Last year I wrote a series of recipes I called "Thanksgiving Basics" in case you're far from home or hosting Thanksgiving for the first time and just want to keep it classic and simple. You can find them all here. This year I'll be doing things a little more travel inspired for our second annual big expat Thanksgiving (we'll be hosting around 25) but definitely keeping some of the classics in the mix.
Our 2nd stop: Seoul! One of my favorite things about living in South Korea is that oyster mushrooms are the cheap mushroom. Seriously, at my local grocery store they're $1-$2 a pound depending on whether it's a sale week or not, so yeah, let's fancy-up this casserole.
Our T-Day Inspiration: Green Bean Casserole
Confession: I'm not responsible for the green bean casserole at my own Thanksgiving, this one is just for me to eat all on my own while my husband is in California eating tacos and buying six packs of craft beer for the price of a single bottle in Seoul. Like candied yams with marshmallows, traditional green bean casserole wasn't really part of my Thanksgiving growing up (though we did often have variations or green bean salads) but I made it from scratch for the first time a couple of years ago and realized that just blanched green beans covered in mushroom cream and fried onions is preeeetty much my jam. I like to add lemon zest to brighten it up but you can leave it out if the oyster mushrooms are already breaking with tradition enough for you. Also, I beer battered my onion strings, because why not?
- 1 cup AP Flour
- 3/4 teaspoon Baking Powder
- 1/2 teaspoon Salt
- 1/4 teaspoon Cayenne Pepper
- 1 Bottle of Beer (I used Cass Beats to keep with the Korea theme)
- 1 egg
- 3 medium yellow onions
- 1.5 pounds Green Beans (trimmed and halved)
- 12 ounces Oyster Mushrooms (chopped)
- 4 tablespoons Butter
- 4 tablespoons AP Flour
- 1 cup Chicken Broth
- 2/3 cups Heavy Cream
- Salt and Pepper to taste
- optional: Zest of 1/2 a Lemon
For the Strings:
- Halve onions and slice as thinly as possible, I recommend using a mandolin. Set aside.
- Whisk together dry ingredients in a medium bowl, set aside. In a separate bowl, whisk together egg and beer. Pour one third the wet ingredients into the dry ingredients and whisk together thoroughly. Repeat with the remaining two thirds wet ingredients.
- In a heavy bottom pot or skillet (I like using my dutch oven), heat an inch of oil to 370 F.
- Dip onion strings in the batter and then carefully put into the hot oil. Fry until light golden brown and then remove with a slotted spoon and drain on paper towels. (The onions will get darker when baked so err on the side of underdone)
- Repeat until out of onions. Realize you have a ton of crispy onion strings, eat a few (or a lot).
For the Casserole:
- Preheat the oven to 375 degrees.
- Bring a pot of salted water to a boil and blanch green beans for 3-4 minutes and drain.
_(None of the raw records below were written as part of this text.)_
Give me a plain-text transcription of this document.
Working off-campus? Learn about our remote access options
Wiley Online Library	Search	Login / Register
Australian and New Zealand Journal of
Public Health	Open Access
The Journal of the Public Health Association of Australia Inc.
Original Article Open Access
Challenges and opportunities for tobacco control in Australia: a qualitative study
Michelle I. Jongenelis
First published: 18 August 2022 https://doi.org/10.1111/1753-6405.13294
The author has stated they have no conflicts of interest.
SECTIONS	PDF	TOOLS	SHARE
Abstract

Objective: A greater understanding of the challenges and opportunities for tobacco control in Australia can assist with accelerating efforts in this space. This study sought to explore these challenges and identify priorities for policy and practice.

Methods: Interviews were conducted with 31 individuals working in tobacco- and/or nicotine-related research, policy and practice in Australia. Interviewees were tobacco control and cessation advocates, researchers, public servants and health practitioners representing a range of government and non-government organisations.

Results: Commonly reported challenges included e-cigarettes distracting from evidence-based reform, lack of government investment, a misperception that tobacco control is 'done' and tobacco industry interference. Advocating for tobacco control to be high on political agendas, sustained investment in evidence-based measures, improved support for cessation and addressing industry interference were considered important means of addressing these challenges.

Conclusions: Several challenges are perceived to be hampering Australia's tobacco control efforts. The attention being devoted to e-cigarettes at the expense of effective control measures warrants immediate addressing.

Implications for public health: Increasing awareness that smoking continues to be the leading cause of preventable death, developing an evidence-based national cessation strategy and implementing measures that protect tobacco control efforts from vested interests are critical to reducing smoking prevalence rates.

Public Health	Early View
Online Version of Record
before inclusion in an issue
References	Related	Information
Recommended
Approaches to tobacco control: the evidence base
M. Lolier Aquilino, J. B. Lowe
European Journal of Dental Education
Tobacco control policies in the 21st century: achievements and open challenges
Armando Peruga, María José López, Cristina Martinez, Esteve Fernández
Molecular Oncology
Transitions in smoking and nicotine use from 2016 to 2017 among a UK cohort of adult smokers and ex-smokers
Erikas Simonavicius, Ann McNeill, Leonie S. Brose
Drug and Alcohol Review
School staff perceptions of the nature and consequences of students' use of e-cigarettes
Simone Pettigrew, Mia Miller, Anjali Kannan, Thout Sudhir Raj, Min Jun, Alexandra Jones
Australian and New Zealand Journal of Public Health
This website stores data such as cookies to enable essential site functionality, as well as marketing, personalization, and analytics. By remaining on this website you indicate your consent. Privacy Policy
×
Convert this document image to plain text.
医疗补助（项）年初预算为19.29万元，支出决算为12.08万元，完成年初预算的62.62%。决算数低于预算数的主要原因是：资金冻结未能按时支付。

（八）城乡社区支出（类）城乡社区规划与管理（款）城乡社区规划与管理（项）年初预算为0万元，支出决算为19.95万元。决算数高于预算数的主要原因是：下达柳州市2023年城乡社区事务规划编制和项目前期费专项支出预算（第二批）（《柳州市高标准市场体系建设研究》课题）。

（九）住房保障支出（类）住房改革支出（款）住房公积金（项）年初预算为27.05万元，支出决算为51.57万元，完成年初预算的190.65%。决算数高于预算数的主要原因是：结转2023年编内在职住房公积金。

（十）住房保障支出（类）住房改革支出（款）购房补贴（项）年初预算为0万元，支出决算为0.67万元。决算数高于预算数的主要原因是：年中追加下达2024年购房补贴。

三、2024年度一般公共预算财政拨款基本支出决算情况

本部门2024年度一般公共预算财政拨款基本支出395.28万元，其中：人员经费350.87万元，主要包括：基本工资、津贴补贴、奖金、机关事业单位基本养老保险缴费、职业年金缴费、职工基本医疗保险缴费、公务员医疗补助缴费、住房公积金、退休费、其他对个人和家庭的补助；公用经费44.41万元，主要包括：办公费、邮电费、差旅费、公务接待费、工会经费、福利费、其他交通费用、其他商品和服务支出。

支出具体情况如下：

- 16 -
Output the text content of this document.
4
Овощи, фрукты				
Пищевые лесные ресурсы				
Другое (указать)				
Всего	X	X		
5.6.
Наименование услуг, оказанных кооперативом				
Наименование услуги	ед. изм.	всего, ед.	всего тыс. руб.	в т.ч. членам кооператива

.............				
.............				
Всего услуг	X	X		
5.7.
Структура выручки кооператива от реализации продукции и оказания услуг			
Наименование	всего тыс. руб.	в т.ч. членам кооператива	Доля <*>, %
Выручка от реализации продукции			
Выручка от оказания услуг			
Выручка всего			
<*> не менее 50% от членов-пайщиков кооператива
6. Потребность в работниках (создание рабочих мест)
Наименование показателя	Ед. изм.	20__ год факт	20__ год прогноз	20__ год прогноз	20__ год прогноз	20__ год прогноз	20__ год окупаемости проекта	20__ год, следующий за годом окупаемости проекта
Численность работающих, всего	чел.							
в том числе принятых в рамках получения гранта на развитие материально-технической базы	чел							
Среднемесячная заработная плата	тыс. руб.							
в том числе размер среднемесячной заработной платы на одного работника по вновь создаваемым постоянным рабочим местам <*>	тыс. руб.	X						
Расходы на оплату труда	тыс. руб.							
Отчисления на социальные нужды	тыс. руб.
- Put your mushroom and butter in a medium skillet over low to medium heat, sprinkle with salt and pepper and cook until the mushrooms begin to release their liquids. Stir in the flour and cook for one minute. Add in one third the broth and stir just until it begins to thicken. Repeat two more times. Cook until it's thick enough to coat a spoon. Give it a taste and add more salt and pepper as necessary. Stir in the cream and lemon zest and cook until it thickens back up, stirring constantly. Taste again and adjust seasoning.
- Remove the pan from the heat and stir in the green beans until they're evenly coated. Pour the green beans into a 2 quart casserole dish and cover generously with the onion strings.
- Bake for fifteen minutes until the sauce begins to bubble and the onion strings are medium golden brown. Enjoy as soon as it's cool to eat.
Pro tip: Instead of using a medium skillet, you could do the whole thing in a dutch oven... I only have one and it was still full of hot fry oil so I ended up dirtying more pans.